Читать книгу Nic nie jest w porządku. Wołyń – moja rodzinna historia - Krzesimir Dębski - Страница 9

Оглавление

Jedenastego lipca 1943 r. rano moja mama lepiła z siostrą pierogi na niedzielne śniadanie. Zawsze w niedzielę jedli pierogi, taki mieli rodzinny zwyczaj. Lepiły ruskie, jednak na Wołyniu pierogi z kartofli i sera nazywały się warszawskie.

Mama miała 18 lat, a jej siostra 15. Były młode, wesołe, miały dobre humory, więc przy lepieniu śpiewały. Nie zdziwiły się, kiedy do kuchni weszła stara Ukrainka, usiadła przy stole i przyglądała się, jak dziewczyny pracują. Znały ją dobrze. Mieszkała w ziemiance, która ostała się jeszcze z nędznych lat dwudziestych, kiedy w zniszczonym po I wojnie Kisielinie domy były zburzone, a ludzie żyli w ubóstwie. Stara kobieta nadal była biedna. Nie miała rodziny, nie miała gospodarstwa, zarabiała na chleb, pracując u sąsiadów. Sprzątała domy, myła podłogi, a w piątki chodziła do Żydów pomagać im w przygotowaniach do szabasu. Służyła też u rodziców mojej mamy, była więc z nimi zaprzyjaźniona. Idąc przez miasteczko, zachodziła do nich nawet wtedy, gdy dziadek nie miał dla niej nic do roboty. Jak przyszła w porze obiadu, to dostawała obiad. Jak zaszła w porze śniadania, to śniadanie.
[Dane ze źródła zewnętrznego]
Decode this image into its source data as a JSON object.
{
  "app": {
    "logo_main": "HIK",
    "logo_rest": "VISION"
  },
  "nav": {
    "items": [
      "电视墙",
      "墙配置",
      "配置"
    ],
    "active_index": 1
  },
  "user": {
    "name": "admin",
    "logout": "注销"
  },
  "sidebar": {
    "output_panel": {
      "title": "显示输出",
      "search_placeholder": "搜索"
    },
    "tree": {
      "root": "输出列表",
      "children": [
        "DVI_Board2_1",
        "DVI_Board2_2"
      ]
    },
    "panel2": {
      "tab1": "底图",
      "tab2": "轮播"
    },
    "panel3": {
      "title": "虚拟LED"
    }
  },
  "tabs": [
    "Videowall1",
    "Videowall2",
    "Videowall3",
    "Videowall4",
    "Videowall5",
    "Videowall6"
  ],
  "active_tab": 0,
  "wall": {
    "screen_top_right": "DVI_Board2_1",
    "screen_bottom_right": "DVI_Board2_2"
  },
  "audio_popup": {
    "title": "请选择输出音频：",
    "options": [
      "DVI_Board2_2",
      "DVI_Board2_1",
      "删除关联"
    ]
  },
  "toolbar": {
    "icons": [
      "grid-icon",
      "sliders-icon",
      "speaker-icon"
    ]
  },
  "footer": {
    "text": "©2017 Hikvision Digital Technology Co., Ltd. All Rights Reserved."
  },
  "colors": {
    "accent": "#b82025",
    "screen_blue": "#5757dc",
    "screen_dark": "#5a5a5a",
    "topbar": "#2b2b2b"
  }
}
W niedzielę 11 lipca przyszła na śniadanie, bardzo lubiła pierogi. Siedziała więc i patrzyła, jak dziewczyny lepią, i słuchała, jak śpiewają. Aż w pewnym momencie przerwała im i kiwając głową, powiedziała: „Dzieci! I wam się jeszcze chce śpiewać?”. Według mojej mamy patrzyła na nie, jak na przyszłe ofiary, na które jest już wydany wyrok, tyle że one wtedy tego nie zauważyły. Nie ostrzegła ich, nie powiedziała: „Nie idźcie do kościoła, bo was tam zatłuką”. Tylko zjadła pierogi i poszła do siebie. A moja mama i jej siostra poszły do kościoła.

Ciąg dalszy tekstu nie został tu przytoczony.